Aprendi bastante com este diálogo. Partilho algumas das descobertas na tentativa de ajudar em casos semelhantes: em primeiro lugar, nada de impaciências. Coming out não é apenas a hora em que decidimos partilhar. É todo um caminho, em que demonstramos às outras pessoas que somos quem sempre fomos e que a homo/bi/tri-sexualidade é apenas característica que não nos deve definir como pessoas.
Em segundo lugar, gostei ainda de ver que o assunto foi discutido na minha ausência. Não foi posta uma pedra no assunto "enquanto ele não está cá" e "depois logo se vê". Notei esforço dos meus pais por compreenderem a situação e a aceitarem.

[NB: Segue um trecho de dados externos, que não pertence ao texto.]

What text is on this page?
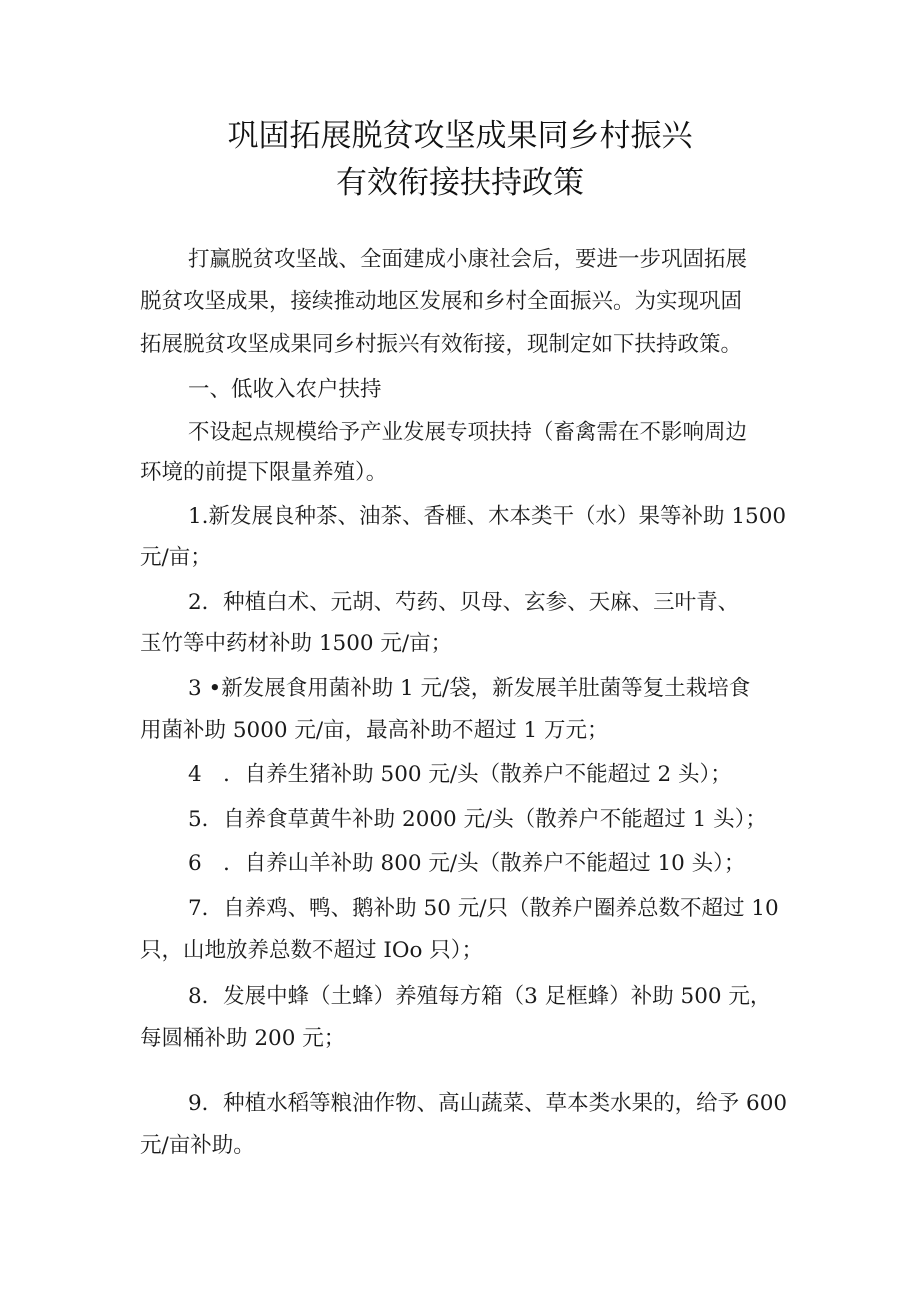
巩固拓展脱贫攻坚成果同乡村振兴
有效衔接扶持政策

打赢脱贫攻坚战、全面建成小康社会后，要进一步巩固拓展

脱贫攻坚成果，接续推动地区发展和乡村全面振兴。为实现巩固

拓展脱贫攻坚成果同乡村振兴有效衔接，现制定如下扶持政策。

一、低收入农户扶持

不设起点规模给予产业发展专项扶持（畜禽需在不影响周边

环境的前提下限量养殖）。

1.新发展良种茶、油茶、香榧、木本类干（水）果等补助 1500

元/亩；

2．种植白术、元胡、芍药、贝母、玄参、天麻、三叶青、

玉竹等中药材补助 1500 元/亩；

3 •新发展食用菌补助 1 元/袋，新发展羊肚菌等复土栽培食

用菌补助 5000 元/亩，最高补助不超过 1 万元；

4　．自养生猪补助 500 元/头（散养户不能超过 2 头）；

5．自养食草黄牛补助 2000 元/头（散养户不能超过 1 头）；

6　．自养山羊补助 800 元/头（散养户不能超过 10 头）；

7．自养鸡、鸭、鹅补助 50 元/只（散养户圈养总数不超过 10

只，山地放养总数不超过 IOo 只）；

8．发展中蜂（土蜂）养殖每方箱（3 足框蜂）补助 500 元，

每圆桶补助 200 元；

9．种植水稻等粮油作物、高山蔬菜、草本类水果的，给予 600

元/亩补助。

Foi ainda discutido o "contar a outras pessoas". Fiquei orgulhoso em reparar que toda a conversa foi centrada em mim. "Se não quiseres que as pessoas saibam", "Se tu ..." e nunca o "Não queremos que...". Sinto que acima de tudo a minha opinião, além de aceite é RESPEITADA. Aceitação é fácil, mas respeito??? Tenho os melhores pais do mundo e mais que isso, posso comprová-lo!

Haverá ainda um longo caminho a percorrer. As pessoas na "típica localidade" irão descobrir (eventualmente), apresentar-lhes-ei um namorado a seu tempo (assumindo que consigo "enganar" algum

) e todo este leque de novas experiências trarão novos desafios. Por cá estarei para os apoiar, com o respeito que sempre me demonstraram. Haverá dificuldades, mas haverá também abertura para as resolver.
Poderia não lhes ter contado e optar por gerir o meu tempo entre a minha felicidade e a deles. Fí-lo por não acreditar que seria obrigado a escolher entre os meus pais e a minha felicidade. E não sou obrigado a fazê-lo. Este fim-de-semana, ganhei ambos.